Figure 1: Percentage distribution of cells expressing ACE2 and/or TMPRSS2 in different organ systems
These results go some way to explain the multiorgan involvement in infected patients observed globally during the ongoing COVID-19 pandemic, as multiple cell types in the human body express genes utilised by SARS-CoV-2 for infection.
Paradigm4’s scientific analytics engine enables rapid (less than 60 seconds) profiling of key genes involved in the infection and supports additional use cases that require evaluation across a large database of single-cell expression datasets, such as vaccine candidates for infectious diseases, biomarkers for oncology patient stratification and immunology related disorders.
This illustrates the value of an analytics engine such as REVEAL Single Cell to power discovery across large, sparse datasets, in line with demands from the research community.
Single-cell analysis offers broad scope for scientists and may provide a way to uncover physiological interconnections between tissues that we had no hope of seeing previously.
How this translates into progress in precision medicine, assessing the impact of epigenetic factors and the development of predictive models for daily health, as well as therapeutic research and development, relies largely on extracting maximum value from the multiomics data being produced and assembled into cell atlases, such as the HCA.

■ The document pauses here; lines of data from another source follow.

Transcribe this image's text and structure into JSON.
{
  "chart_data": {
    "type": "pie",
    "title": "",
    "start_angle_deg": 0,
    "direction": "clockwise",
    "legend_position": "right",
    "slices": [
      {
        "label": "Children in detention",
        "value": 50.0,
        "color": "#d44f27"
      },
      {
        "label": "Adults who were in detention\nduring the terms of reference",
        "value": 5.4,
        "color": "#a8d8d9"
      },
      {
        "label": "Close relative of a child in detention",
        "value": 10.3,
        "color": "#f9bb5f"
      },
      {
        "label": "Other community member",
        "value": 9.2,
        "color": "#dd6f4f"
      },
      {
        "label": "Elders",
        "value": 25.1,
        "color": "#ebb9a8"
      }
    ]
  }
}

Integrating these existing repositories with research, such as the ongoing COVID-19 efforts, would not be possible without powerful computational tools.
With optimised processing and data management and analysis methodologies to extract translational value, the ability to find gene expression fingerprints and distinct cell types that may not look like each other at all, but might be corresponding with each other, could transform the way we diagnose and treat disease.
If the full potential of single-cell analysis is realised, we will be able to navigate the physiology of humans from the molecule up.